TSC support for Visual Studio Code + other cool stuff

Dec 26, 2020 at 12:14 AM
Senior Member
"Wahoo! Upgrade!"
Join Date: Dec 22, 2018
Location: Sand Zone Residence
Posts: 55
Hello, modding community! Happy holidays!

I'm very excited to announce vscode-tsc -- an extension for Visual Studio Code that adds support for the TSC format.

Features:
  • Syntax highlighting
  • Editing decrypted or encrypted TSC files (thanks to @alula)
  • Hover information (command description + parameter syntax)
  • Auto-completion
  • Command syntax diagnostics (will let you know if you're trying to invoke a command with too few/many parameters)
  • Event duplication checking (warns you if an event ID has been defined before in the file)
  • Message overflow checking (will warn you if a line exceeds the maximum length in a message box)
  • Event folding
  • Fully configurable using a project-wide .tscrc.json file.
You can install the extension from this page: Cave Story TSC - Visual Studio Marketplace.

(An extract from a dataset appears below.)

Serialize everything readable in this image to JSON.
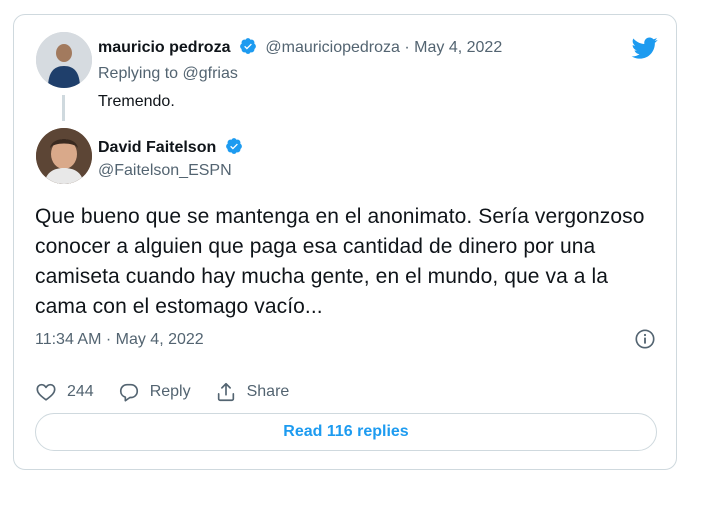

The extension implements the TSC Language Server, which makes it possible to implement awesome language-related features in an editor-agnostic fashion. This way you can configure pretty much any editor that supports the language server protocol to use it (we tested it with Sublime Text, IntelliJ IDEA, and Neovim). The language server controls everything listed above except the syntax highlighting and the decryption/encryption part.

Together with the Visual Studio Code extension and the language server, I'm also excited to announce our attempt to standardize TSC definitions and settings in editors -- the TSC Run Configuration. .tscrc.json is a JSON file that contains definitions for TSC commands, items, portraits, and more. This file powers the TSC Language Server (it's bundled into it but it can be easily extended in your own workspace).
You can read the official specification for the TSC Run Configuration format here: TSC Run Configuration JSON (.tscrc.json) Specification - Nimble Bun Works Notes and Drafts

The diagram below explains how these tools work together:

p374838-0-diagram.png

Of course, all of these tools are free and open-source. You can find the sources here:
I hope some people will find these tools useful in a way and I hope we will be able to make more similarly useful tools in the future! If you have any questions, suggestions, feature requests, bug reports, etc., let me know in this thread!
 
Dec 26, 2020 at 12:20 AM
Senior Member
"Huzzah!"
Join Date: May 31, 2018
Location: under your bed ;)
Posts: 214
can confirm this is, as the kids say, pretty poggers. event folding/10.
 
Dec 26, 2020 at 3:10 AM
Based Member
"Life begins and ends with Nu."
Join Date: Dec 31, 2011
Location: United States
Posts: 2314
Age: 27
What a nice gift to give the community on Christmas day, this is really cool. Admittedly, if I were still modding, I would probably still use the built-in editors in Booster's Lab and CE, but I can see how some people could find this to be useful. Thanks for your hard work!